江戸城へ登城したとき、他の大名にその話をしたところ筑前福岡の黒田候が自邸に帰って家来にサンマを食べさせろと注文した。家来衆は早速本場房州のサンマを取り寄せたが、殿さまが食べ慣れない魚に当たってはいけないと、脂や尾頭、骨を抜いてだしがらのようなものを出したからさっぱりうまくない。
翌日、殿中で出羽守に会った黒田候が苦情をいうと、出羽守は「サンマはどこでお求めになった」と聞いた。「房州から取り寄せました」との答えに、出羽守は「それはいかん、サンマは目黒に限る」。

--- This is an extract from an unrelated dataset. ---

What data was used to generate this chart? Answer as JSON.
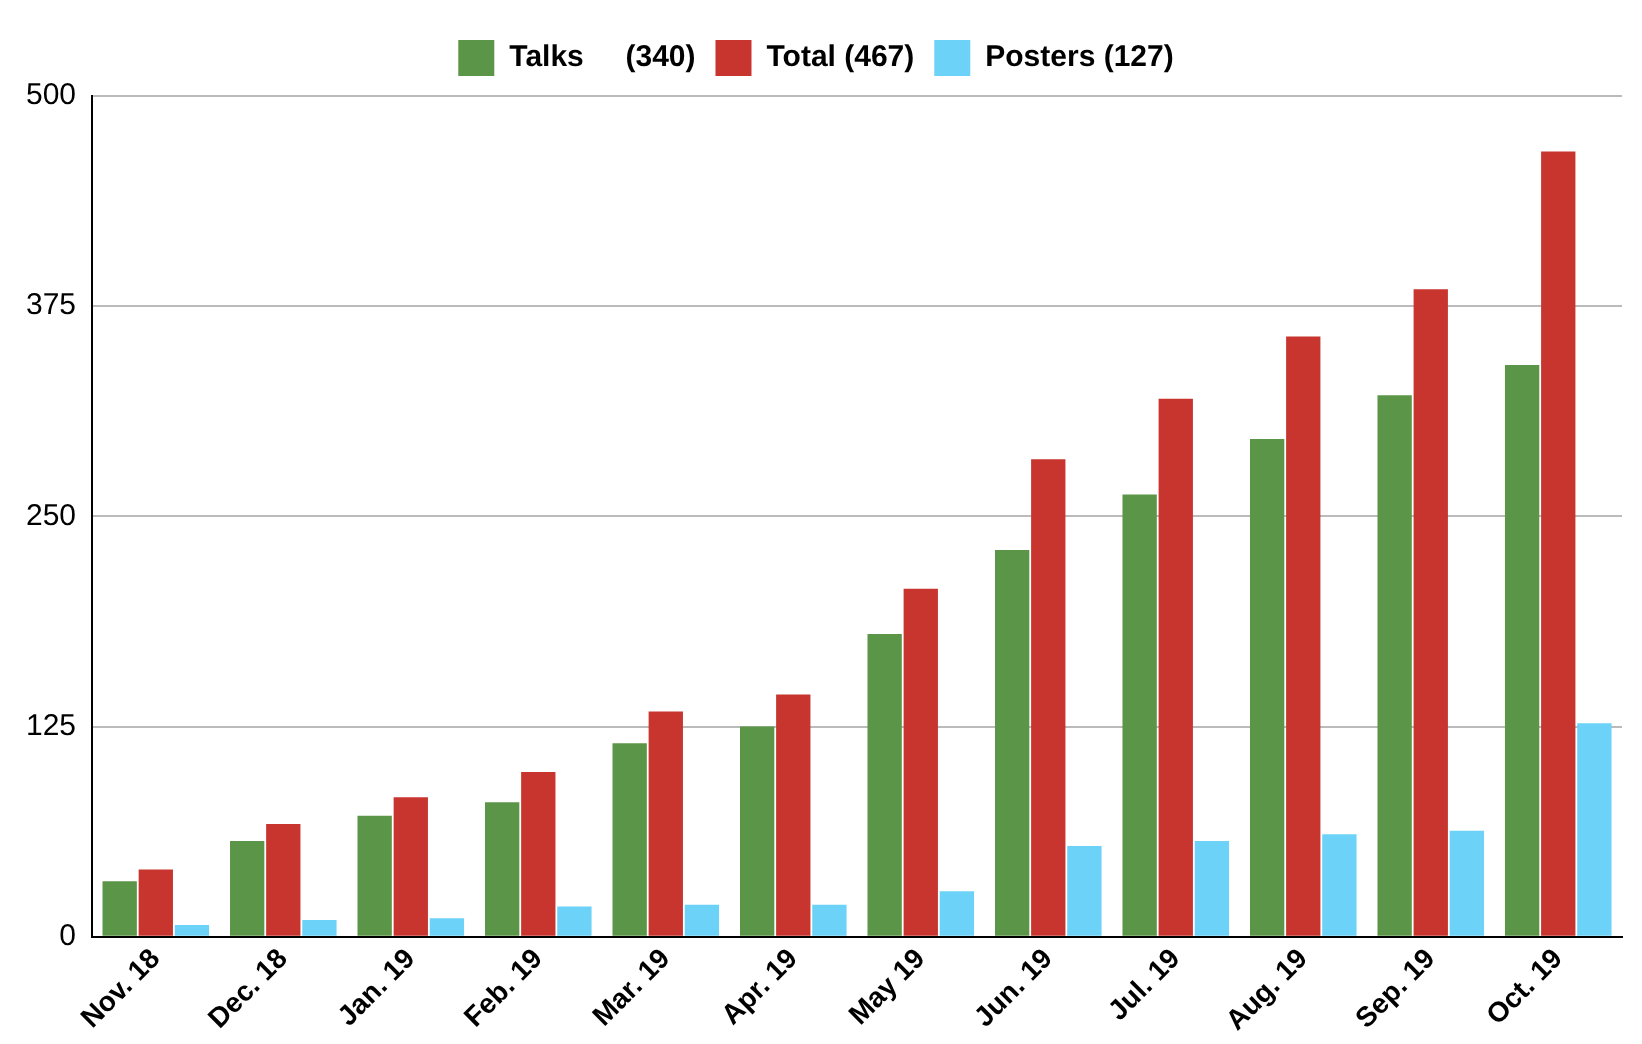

今村信雄著の『落語事典』(青蛙房)に載っている、ご存知「目黒のさんま」の粗筋で、話し手によって筋立てに多少の違いがあることもある。しかし、いずれにしろオチは世情にうとい殿さまをからかった「サンマは目黒に限る」となっている。
この落語の舞台となったのは、目黒茶屋坂にあった「爺々が茶屋」といわれる。今、三田2丁目と中目黒2丁目の境にある南西に下る坂を「新茶屋坂」といい、同名の東急バスの停留所もある。
"本物"の茶屋坂は、ここから少し東のマンションなどが立ち並ぶ住宅街の中の狭い坂である。坂下に「茶屋坂街かど公園」という小さな公園があって「茶屋坂の清水」の石碑が建っている。ここに湧いていた清水が戦争中の空襲の防火用水や炊事用に役立った記念として建てられたものだが、残念ながら今は開発で枯れてしまった。